The IRREFUTABLE LAWS of the MARKET
SIX STEPS that every trader needs to know to succeed in the markets.
Step 1: A move begins with the sponsors (smart traders) who have insider knowledge as it relates to a particular stock or market. This information will move a market up or down depending on the insiders' information. These buyers are smart, very smart, and recognize trading/investment opportunities very early in the markup cycle.
Step 2: Days, weeks, or sometimes months after a move has started, there is a brief mention in the electronic media (radio, cable, TV) or on one of the internet chat boards that a market has moved. The public hears for the first time and begins to get interested, but does not buy.
Step 3: A blurb of information appears in print media. The move also begins getting more exposure on blogs and internet message boards. The public starts paying a little more attention, and will buy a little bit.
Step 4: Wall Street and LaSalle Street brokers go into full hype mode and hawk the market to their customers. The public begins buying in greater volume.
Step 5: A full-blown front-page article appears about the particular stock or market in one of the major financial newspapers, magazines, or financial websites. This is often six months after the fact and after a market has shown its greatest appreciation. There is often heavy public buying, even a possible frenzy, as all media, brokers, and so-called "gurus" start to tout the market.
Step 6: As step 5 gets underway, the sponsors or smart traders begin to move out of the market and take their profits off the table.
The Final Step: The move ends, the market falls, and investors lose money.
Does any of this sound familiar to you? If it does then you know the key rules of engagement in the market. If none of this is familiar to you then learn to recognize these six step asap. Your financial life depends on it!!
This is how the markets have worked since the beginning. I hope this insider market tip is of help to you.
14 thoughts on “SIX INSIDER STEPS That Every Trader Needs To Know”
As a vulture capitalist, I would buy puts at step #6 and profit from the slide. Love those timely 'sell triangles'.
Just want to add that at Stage 6, I keep an eye on 'Oversold Stochastics', light volume and 'exhaustion gaps'.... In particular when I see a gap up on light volume, it's time to go!
I think we're still at early days in the gold play. We'll see. If it's going to top, you'll see a media blitz (hasn't happend yet) and a mighty one-day spike.
there are others times where you don't need a real economic reasons behind for people buying a stock on the market.
Some time ago, I read a book about "predit market with technical analysis". It was good and let me know about the inestability of the market and the influence of the short term traders (~30% daily volume). When the market is unstable, the short term traders can initiate a movement, similar to the insider but without economic reason behind. Due to the automatic trading systems and medium term traders, this movement get intensified because the The Feedback Loops and the temporal intention of trades. It can stay 3 months when down and 6 when moving up.

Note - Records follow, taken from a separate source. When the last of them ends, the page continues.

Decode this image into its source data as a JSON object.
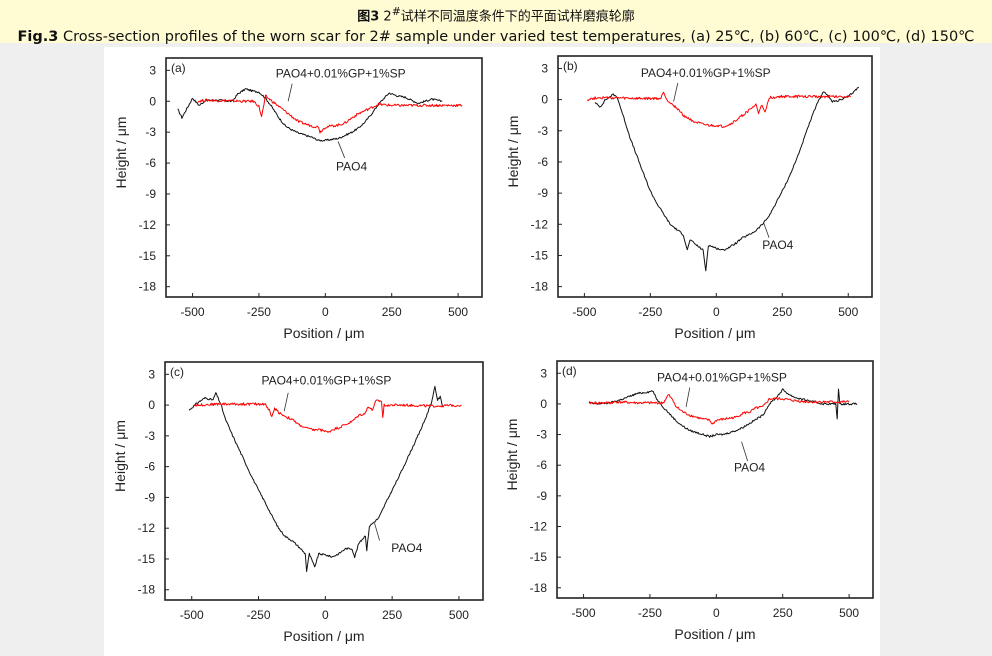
{
  "header": {
    "cn_prefix": "图3",
    "cn_num": "2",
    "cn_sup": "#",
    "cn_rest": "试样不同温度条件下的平面试样磨痕轮廓",
    "en_prefix": "Fig.3",
    "en_rest": " Cross-section profiles of the worn scar for 2# sample under varied test temperatures, (a) 25℃, (b) 60℃, (c) 100℃, (d) 150℃"
  },
  "chart_data": [
    {
      "type": "line",
      "panel_label": "(a)",
      "xlabel": "Position / μm",
      "ylabel": "Height / μm",
      "xlim": [
        -600,
        590
      ],
      "ylim": [
        -19,
        4.2
      ],
      "xticks": [
        -500,
        -250,
        0,
        250,
        500
      ],
      "yticks": [
        3,
        0,
        -3,
        -6,
        -9,
        -12,
        -15,
        -18
      ],
      "grid": false,
      "series": [
        {
          "name": "PAO4",
          "color": "#111111",
          "x": [
            -555,
            -540,
            -500,
            -475,
            -450,
            -400,
            -350,
            -330,
            -300,
            -275,
            -250,
            -225,
            -200,
            -175,
            -150,
            -125,
            -100,
            -75,
            -50,
            -25,
            0,
            25,
            50,
            75,
            100,
            125,
            150,
            175,
            200,
            225,
            240,
            275,
            300,
            350,
            400,
            440
          ],
          "y": [
            -0.8,
            -1.6,
            0.3,
            -0.4,
            0.1,
            0.1,
            0,
            0.7,
            1.2,
            1.0,
            0.9,
            0.3,
            -0.6,
            -1.6,
            -2.4,
            -2.8,
            -3.1,
            -3.3,
            -3.5,
            -3.8,
            -3.8,
            -3.7,
            -3.6,
            -3.3,
            -3.0,
            -2.6,
            -2.0,
            -1.2,
            -0.3,
            0.4,
            0.8,
            0.5,
            0.4,
            -0.2,
            0.2,
            0
          ]
        },
        {
          "name": "PAO4+0.01%GP+1%SP",
          "color": "#ff0000",
          "x": [
            -480,
            -450,
            -300,
            -270,
            -250,
            -240,
            -225,
            -200,
            -175,
            -150,
            -125,
            -100,
            -75,
            -50,
            -25,
            -20,
            0,
            25,
            50,
            75,
            100,
            125,
            150,
            175,
            200,
            250,
            300,
            400,
            515
          ],
          "y": [
            0,
            0.1,
            0,
            0,
            -0.5,
            -1.5,
            0.5,
            0,
            -0.5,
            -1.0,
            -1.5,
            -2.0,
            -2.2,
            -2.4,
            -2.5,
            -3.0,
            -2.5,
            -2.4,
            -2.3,
            -2.1,
            -1.6,
            -1.2,
            -0.9,
            -0.6,
            -0.3,
            -0.4,
            -0.4,
            -0.4,
            -0.4
          ]
        }
      ]
    },
    {
      "type": "line",
      "panel_label": "(b)",
      "xlabel": "Position / μm",
      "ylabel": "Height / μm",
      "xlim": [
        -600,
        590
      ],
      "ylim": [
        -19,
        4.2
      ],
      "xticks": [
        -500,
        -250,
        0,
        250,
        500
      ],
      "yticks": [
        3,
        0,
        -3,
        -6,
        -9,
        -12,
        -15,
        -18
      ],
      "grid": false,
      "series": [
        {
          "name": "PAO4",
          "color": "#111111",
          "x": [
            -460,
            -440,
            -420,
            -390,
            -375,
            -350,
            -325,
            -300,
            -275,
            -250,
            -225,
            -200,
            -175,
            -150,
            -125,
            -110,
            -100,
            -75,
            -50,
            -40,
            -30,
            0,
            25,
            50,
            75,
            100,
            125,
            150,
            175,
            200,
            225,
            250,
            275,
            300,
            325,
            350,
            375,
            400,
            410,
            440,
            475,
            500,
            540
          ],
          "y": [
            -0.3,
            -0.7,
            0,
            0.5,
            0.2,
            -1.8,
            -3.8,
            -5.5,
            -7.2,
            -8.8,
            -10.0,
            -11.0,
            -12.0,
            -12.5,
            -13.0,
            -14.5,
            -13.5,
            -14.0,
            -14.5,
            -16.5,
            -14.0,
            -14.3,
            -14.5,
            -14.2,
            -13.8,
            -13.3,
            -13.0,
            -12.6,
            -12.0,
            -11.2,
            -10.0,
            -8.8,
            -7.5,
            -6.0,
            -4.3,
            -2.5,
            -0.8,
            0.5,
            0.8,
            -0.2,
            0,
            0.3,
            1.2
          ]
        },
        {
          "name": "PAO4+0.01%GP+1%SP",
          "color": "#ff0000",
          "x": [
            -490,
            -450,
            -300,
            -210,
            -200,
            -190,
            -175,
            -150,
            -125,
            -100,
            -75,
            -50,
            -25,
            0,
            25,
            50,
            75,
            100,
            125,
            150,
            160,
            170,
            185,
            200,
            250,
            400,
            510
          ],
          "y": [
            0,
            0.2,
            0.1,
            0.1,
            0.8,
            0.1,
            -0.3,
            -0.8,
            -1.5,
            -1.9,
            -2.2,
            -2.4,
            -2.5,
            -2.5,
            -2.6,
            -2.4,
            -2.0,
            -1.5,
            -1.0,
            -0.5,
            -1.3,
            -0.5,
            -1.3,
            0.2,
            0.3,
            0.3,
            0.3
          ]
        }
      ]
    },
    {
      "type": "line",
      "panel_label": "(c)",
      "xlabel": "Position / μm",
      "ylabel": "Height / μm",
      "xlim": [
        -600,
        590
      ],
      "ylim": [
        -19,
        4.2
      ],
      "xticks": [
        -500,
        -250,
        0,
        250,
        500
      ],
      "yticks": [
        3,
        0,
        -3,
        -6,
        -9,
        -12,
        -15,
        -18
      ],
      "grid": false,
      "series": [
        {
          "name": "PAO4",
          "color": "#111111",
          "x": [
            -510,
            -480,
            -450,
            -420,
            -410,
            -390,
            -375,
            -350,
            -325,
            -300,
            -275,
            -250,
            -225,
            -200,
            -175,
            -150,
            -125,
            -100,
            -75,
            -70,
            -60,
            -40,
            -25,
            0,
            25,
            50,
            75,
            100,
            110,
            125,
            150,
            155,
            165,
            200,
            225,
            250,
            275,
            300,
            325,
            350,
            375,
            400,
            410,
            420,
            430,
            440
          ],
          "y": [
            -0.5,
            0.2,
            0.7,
            0.5,
            1.2,
            0,
            -1.3,
            -2.8,
            -4.2,
            -5.6,
            -7.0,
            -8.3,
            -9.5,
            -10.8,
            -12.0,
            -12.8,
            -13.2,
            -13.8,
            -14.5,
            -16.2,
            -14.5,
            -15.8,
            -14.5,
            -14.6,
            -14.8,
            -14.5,
            -14.0,
            -14.0,
            -14.8,
            -13.5,
            -12.7,
            -14.2,
            -11.8,
            -11.0,
            -9.6,
            -8.3,
            -7.0,
            -5.6,
            -4.2,
            -2.8,
            -1.3,
            0.5,
            1.8,
            0.5,
            0.8,
            -0.2
          ]
        },
        {
          "name": "PAO4+0.01%GP+1%SP",
          "color": "#ff0000",
          "x": [
            -490,
            -400,
            -300,
            -225,
            -210,
            -200,
            -190,
            -175,
            -150,
            -125,
            -100,
            -75,
            -50,
            -25,
            0,
            10,
            25,
            50,
            75,
            100,
            125,
            150,
            160,
            175,
            190,
            210,
            215,
            220,
            300,
            400,
            510
          ],
          "y": [
            0,
            0.1,
            0.1,
            0.1,
            -0.5,
            -1.2,
            -0.3,
            -0.7,
            -1.1,
            -1.4,
            -1.9,
            -2.2,
            -2.4,
            -2.4,
            -2.5,
            -2.7,
            -2.4,
            -2.2,
            -1.9,
            -1.6,
            -1.0,
            -0.8,
            -0.1,
            -0.5,
            0.4,
            0.4,
            -1.2,
            0,
            0,
            -0.1,
            0
          ]
        }
      ]
    },
    {
      "type": "line",
      "panel_label": "(d)",
      "xlabel": "Position / μm",
      "ylabel": "Height / μm",
      "xlim": [
        -600,
        590
      ],
      "ylim": [
        -19,
        4.2
      ],
      "xticks": [
        -500,
        -250,
        0,
        250,
        500
      ],
      "yticks": [
        3,
        0,
        -3,
        -6,
        -9,
        -12,
        -15,
        -18
      ],
      "grid": false,
      "series": [
        {
          "name": "PAO4",
          "color": "#111111",
          "x": [
            -480,
            -450,
            -400,
            -350,
            -300,
            -250,
            -240,
            -225,
            -200,
            -175,
            -150,
            -125,
            -100,
            -75,
            -50,
            -25,
            0,
            25,
            50,
            75,
            100,
            125,
            150,
            175,
            200,
            225,
            250,
            275,
            300,
            350,
            400,
            450,
            455,
            460,
            465,
            500,
            530
          ],
          "y": [
            0.1,
            0,
            0.1,
            0.5,
            1.0,
            1.2,
            1.3,
            0.5,
            -0.3,
            -1.0,
            -1.7,
            -2.2,
            -2.6,
            -2.8,
            -3.0,
            -3.2,
            -3.0,
            -3.0,
            -2.8,
            -2.6,
            -2.3,
            -1.9,
            -1.5,
            -1.1,
            0,
            0.6,
            1.4,
            0.9,
            0.6,
            0.3,
            0,
            0,
            -1.5,
            1.5,
            0,
            0,
            0
          ]
        },
        {
          "name": "PAO4+0.01%GP+1%SP",
          "color": "#ff0000",
          "x": [
            -480,
            -400,
            -380,
            -300,
            -200,
            -180,
            -160,
            -150,
            -125,
            -100,
            -75,
            -50,
            -25,
            -15,
            0,
            25,
            50,
            75,
            100,
            125,
            150,
            175,
            200,
            225,
            250,
            300,
            350,
            450,
            500
          ],
          "y": [
            0.1,
            0.1,
            0.2,
            0.1,
            0.1,
            0.9,
            0.2,
            -0.3,
            -0.8,
            -1.1,
            -1.3,
            -1.5,
            -1.6,
            -2.0,
            -1.6,
            -1.5,
            -1.4,
            -1.3,
            -0.9,
            -0.8,
            -0.4,
            -0.3,
            0.5,
            0.5,
            0.5,
            0.3,
            0.2,
            0.2,
            0.2
          ]
        }
      ]
    }
  ]
}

Most of us have studied this stuff about market movement and the
dumb money (the herd) is the last in and the smart money (experienced
traders, etc.,) are the first out at the top verifying the buy high
sell low-buy low sell high syndrome that is ancient in the market.
Unfortunately, we are in a severe repression to light depression environ and the consequent volitility with up two days down two more allow only the real, really smart ones to prosper! Most people should stay the hell out of this market!
Yes, it does sound familiar. Think real estate. When that bubble got near the top, everybody and their dog were "flipping" real estate hoping for the quick kill. But alas, it was too late by then, and now many are stuck with quickly depreciating properties they can't unload.
Those are great observations that we should all heed carefully, Adam. Laws, as you rightly put it.
Yes, it sounds like gold. However, I have personally been talking up gold to everyone I know that will listen. I can tell you that 90% of them DO NOT INTEND to buy gold at this time. So, I feel gold is a very safe bet right now. I made $6,600 profit in 3 months trading gold on Kitco.com and it is very easy right now to get in and get out and make money with it. And it's fun. They key is "getting out" when the run is over, and Kitco makes it really easy. You should try it!
I would keep a very short rein on any long gold positions right now. Bullish sentiment is about at the same extreme high levels as the March 2008 top, which usually preceeds a drop. If you look at the Elliot wave analysis, this also indicates that a significant drop is highly likely soon, possibly to as low as $600, before the next leg up. I'm looking to short it on the way down when I get a confirmation from the Trade Triangle chart on GLD.
Glad to hear you made some nice profits so far, Nathan, but keep your eye on those Trade Triagles so you don't get burned. We've got a huge advantage over the 'average' investor, if I can put in a plug for Adam and Market Club!
I agree completely Adam. Now show us how to recognize steps 2 or 3 so we can pile in and clean up.
Does the Trade Triangle Technology get us in at step #1??
XX- K -XX
Thanks for your comment.
Yes, Trade Triangles gets you in pretty close to step one.
All the best,
I totally agree with these statements. Everyone gets in when the market is about to have a new top. Jon
Sounds very familiar, Great Article.
Thanks for the article Adam!
Early buyers, Accumulation, Bull rally, Distribution/Topping and Bear run. Sounds like Gold doesn't it???